Laxmikant Pyarelal night by the Natraj Academy, a treat to listen to

Neena Badhwar

Avijit Sarkar of Natraj Academy uses an assortment of instruments – the piano accordion, the melodica, dholak, bongos, congas and the dafli. The evening ‘A Tribute to Laxmikant Payarelal – Ek Pyar Ka Naghma hai’ starts with Avijit playing the hauntingly beautiful and famous ‘Maujon Ki Ravaani Hai Zindagi Aur Kuch Bhi Nahi Teri Meri Kahaani Hai’ from the movie ‘Shor’. And soon it unfolds with singers of Natraj Academy who have up until now practicing songs of Laxmikant Pyarelal songs from movies whose music spanned for good two and a half decade from the late sixties to the late nineties when the duo’s music reigned supreme. Its their night as they don  the stage one by one.

The hall is full to the brim with people gathered to listen to LP music, some of their famous songs that came from well known movies such as ‘Bobby’, ‘Qurbani’, ‘Prem Rog’ and more.

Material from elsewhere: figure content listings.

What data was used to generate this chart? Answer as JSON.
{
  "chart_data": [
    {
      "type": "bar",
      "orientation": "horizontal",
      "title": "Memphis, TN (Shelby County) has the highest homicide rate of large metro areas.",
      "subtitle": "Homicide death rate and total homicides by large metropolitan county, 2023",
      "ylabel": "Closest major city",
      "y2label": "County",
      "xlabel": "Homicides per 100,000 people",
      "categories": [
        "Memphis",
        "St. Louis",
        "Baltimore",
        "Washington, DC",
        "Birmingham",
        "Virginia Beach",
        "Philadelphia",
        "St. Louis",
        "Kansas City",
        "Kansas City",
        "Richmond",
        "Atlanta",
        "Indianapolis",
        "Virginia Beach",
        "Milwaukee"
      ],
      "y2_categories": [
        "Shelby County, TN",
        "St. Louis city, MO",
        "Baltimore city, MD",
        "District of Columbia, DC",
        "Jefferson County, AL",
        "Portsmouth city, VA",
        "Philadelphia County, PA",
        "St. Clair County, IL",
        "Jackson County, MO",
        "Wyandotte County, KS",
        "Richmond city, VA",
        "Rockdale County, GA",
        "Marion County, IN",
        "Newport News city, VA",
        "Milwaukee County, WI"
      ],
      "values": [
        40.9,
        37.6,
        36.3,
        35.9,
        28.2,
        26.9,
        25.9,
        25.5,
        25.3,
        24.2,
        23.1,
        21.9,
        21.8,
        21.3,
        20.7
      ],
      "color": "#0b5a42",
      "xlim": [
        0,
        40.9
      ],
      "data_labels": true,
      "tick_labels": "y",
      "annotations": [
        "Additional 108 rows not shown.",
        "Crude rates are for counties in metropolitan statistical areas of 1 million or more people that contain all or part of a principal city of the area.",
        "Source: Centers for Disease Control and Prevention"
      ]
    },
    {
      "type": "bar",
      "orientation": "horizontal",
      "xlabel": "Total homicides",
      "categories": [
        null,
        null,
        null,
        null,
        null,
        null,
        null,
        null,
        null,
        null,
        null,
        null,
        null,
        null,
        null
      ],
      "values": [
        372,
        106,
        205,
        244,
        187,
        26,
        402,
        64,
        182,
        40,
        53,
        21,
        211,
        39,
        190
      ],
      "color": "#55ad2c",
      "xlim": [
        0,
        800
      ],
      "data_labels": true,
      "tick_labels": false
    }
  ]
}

‘Mere mehboob qayamat hogi’ by Darshik Bhagat, Akankasha and Shubhra’s ‘Hansta hua noorani chehra’ are a couple of songs chosen for the oldies whereas ‘Om Shanti Om’ by Lalit Mehra and ‘Hawa Hawaii’ by Lalitha Chellapan are a sure entertainer. Pata nahi ‘Mugambo Khush Hua’ ya nahi par Sydney zaroor khush hui. People have started to enjoy the evening, the musicians just as much, as they accompany the singers who come on stage, at times giving small intro before they sing their chosen number. Avijit talks about the life of Laxmikant Pyarelal relating snippets fromtheir life and music they provided.

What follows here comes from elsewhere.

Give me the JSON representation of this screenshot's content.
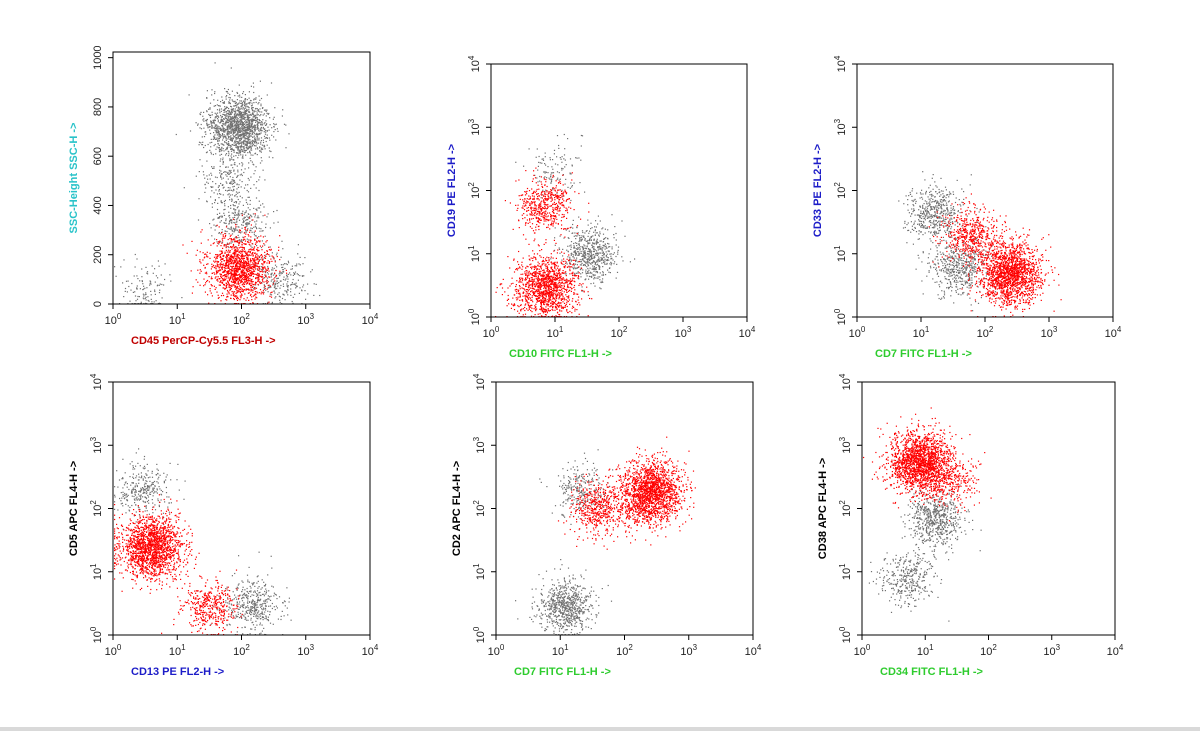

Ashok and Rashmie’s ‘Hum Tum Ek Kamre Mein Band Ho’ takes you to the early seventies when Bobby films’ hit number filmed on Rishi Kapoor and Dimple Kapadia reminds one of the music of the era when whole of India had gone mad over the movie as well as its songs, thanks to LP, short name given to the music directors. Aditi’s ‘Lambi Judaai’ originally sung by Pakistani singer Reshma is well received. The night is a revelation of the breadth of music produced by them, we only realize on the night, their diversity, their knowledge and the grip on the classical is just amazing. Avijit’s student are all keen and are dressed to the hilt for the occasion and entertain you with a charm some even matching the era of the seventies and the eighties.

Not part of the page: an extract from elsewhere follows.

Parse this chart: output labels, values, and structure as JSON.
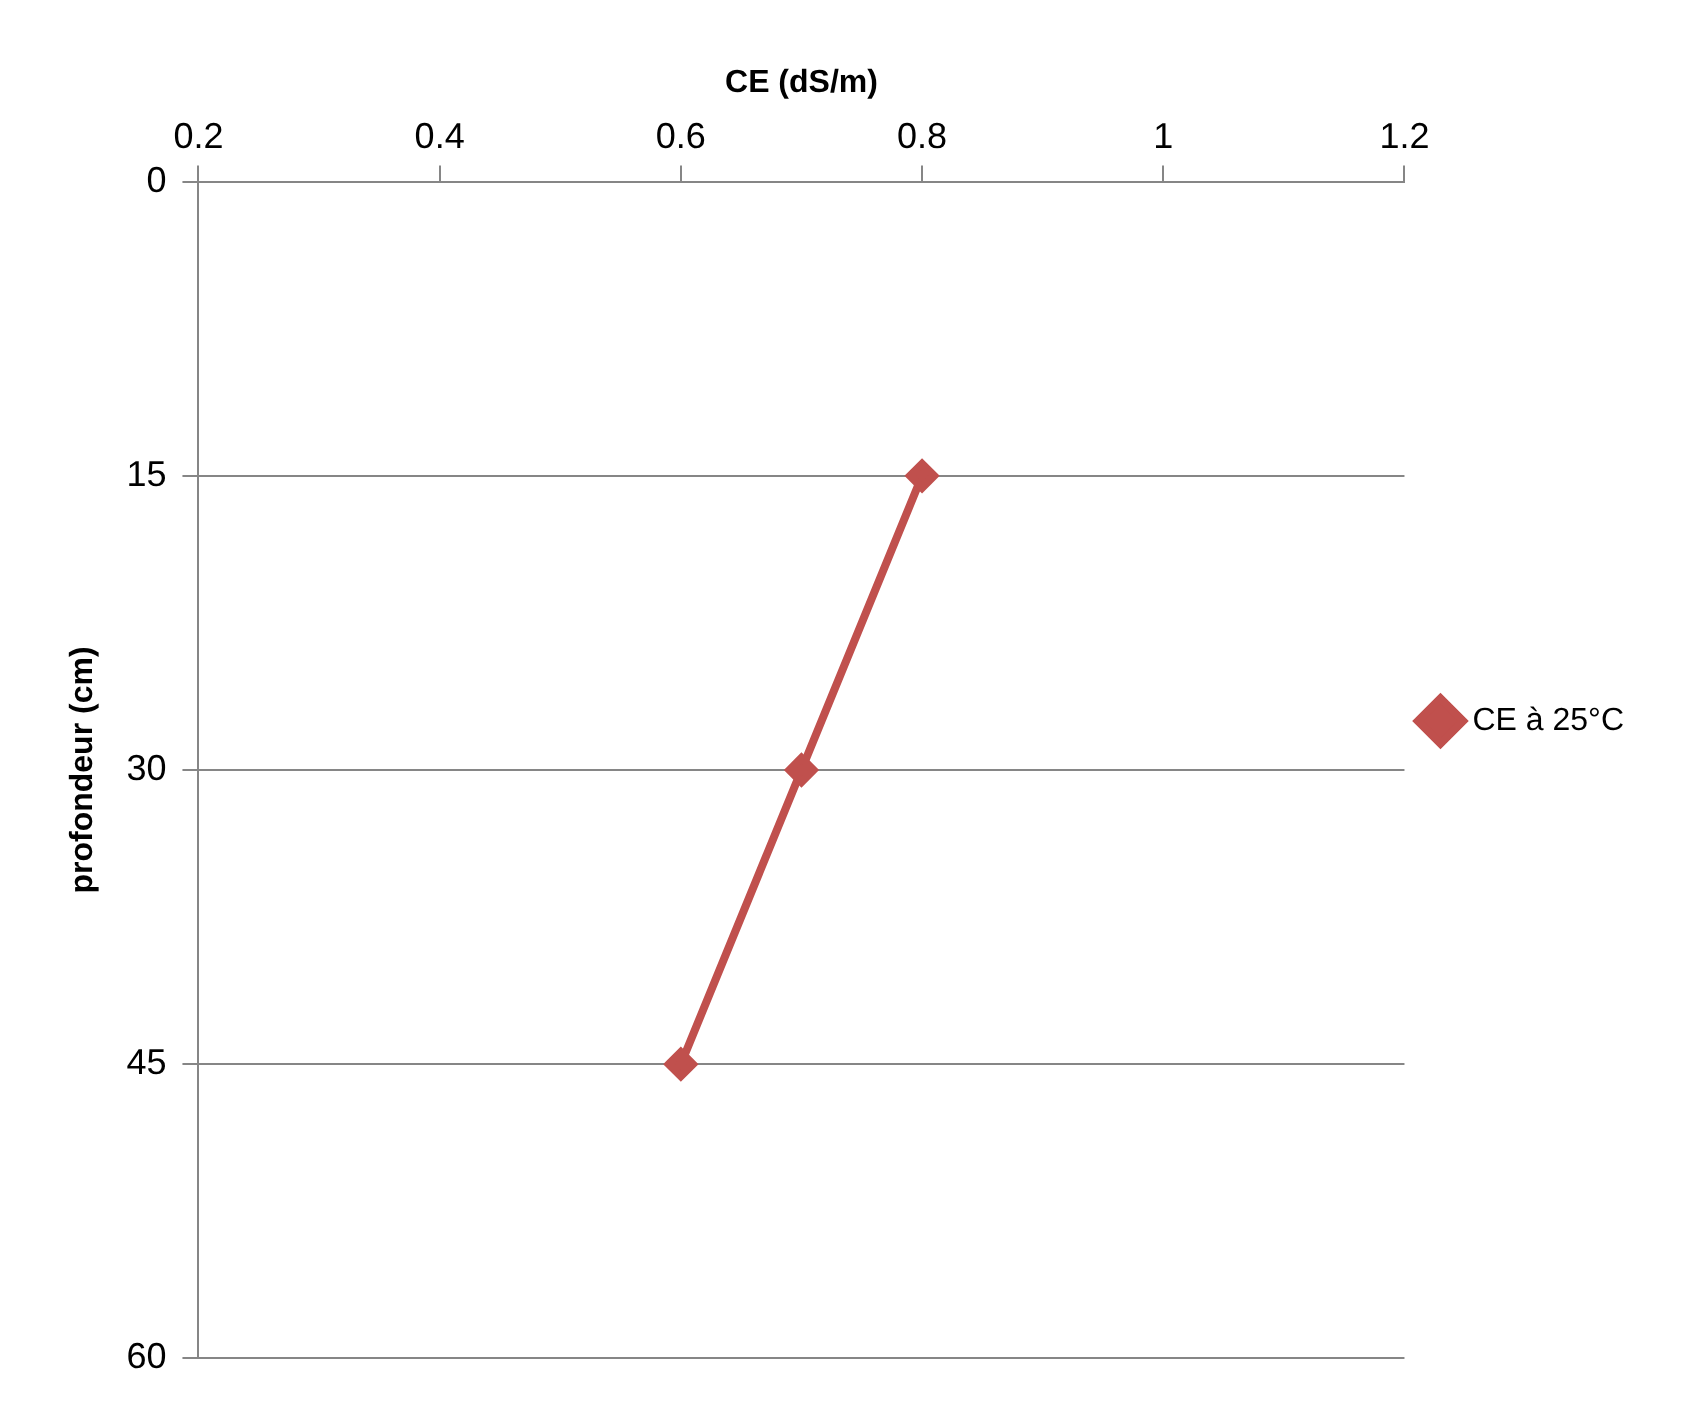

Avijit when asked about the accordion, says, “It was good fun for me and I donned the accordion on stage after decades!! There is a little history about the accordion. This particular accordion is a vintage one and has a story. During the days of Shanker Jaikishen, O P Nayyar and others all the accordion pieces in studio recordings were played by a Parsi gentleman by the name of Gudi Servei. His son, a fantastic concert pianist and someone who disappeared from the scene suddenly. The accordion that I was playing was owned by Goody Servei’s son, I was told! Not sure if this history is true but I got this from Manny Servai in Sydney from whom I purchased the accordion.” 

He agrees that some of the compositions sung on the night were actually quite complex and difficult. We agree, Poornima, Amit, Hemal, Kerman’s ‘Dard-e-dil’, Tasneem, Sumedha, Rajshree, first timers Lalit Khanna and Neha’s ‘Sawan Ka Maheena, pawan kare Sor’, Munish’s ‘Ye Jeevan Hai’, Revathi’s ‘Yeh galiyan yeh chaubara’, Devashree’s ‘Bhor bhayi panghat’ and Mamata’s ‘Dafli wale’ with Avijit accompanying on dafli were pretty good. Jazba band musicians back the singers in a spirited manner and the mood is good all round. You are able to catch some in the crowd during the interval as they are the stars of the night yet so approachable as people take pics with them.

Some singers are accompanied by chorus by the other singers the exact music produced live on stage in front of you. Sadiq Rehmani on guitar, young Vishal Lakhia on keyboard, Seemantho on Bass guitar, Rakesh Swami on drums, Abhijit Dan on tabla and percussion, Parag Tijoriwala and Sanjeev Raja provides side effects and Avijit of course, is a one man band picking and playing each instrument with total ease, his dafli and accordion reminding one of the great Raj Kapoor, him proud of his students, says he, “The students did perform to the best of their abilities.” We do know that they all worked hard, the audience happy to tuck into gollgappas and other street eateries as they mixed and mingled on a really really cold night. Thanks Natraj Academy, once again!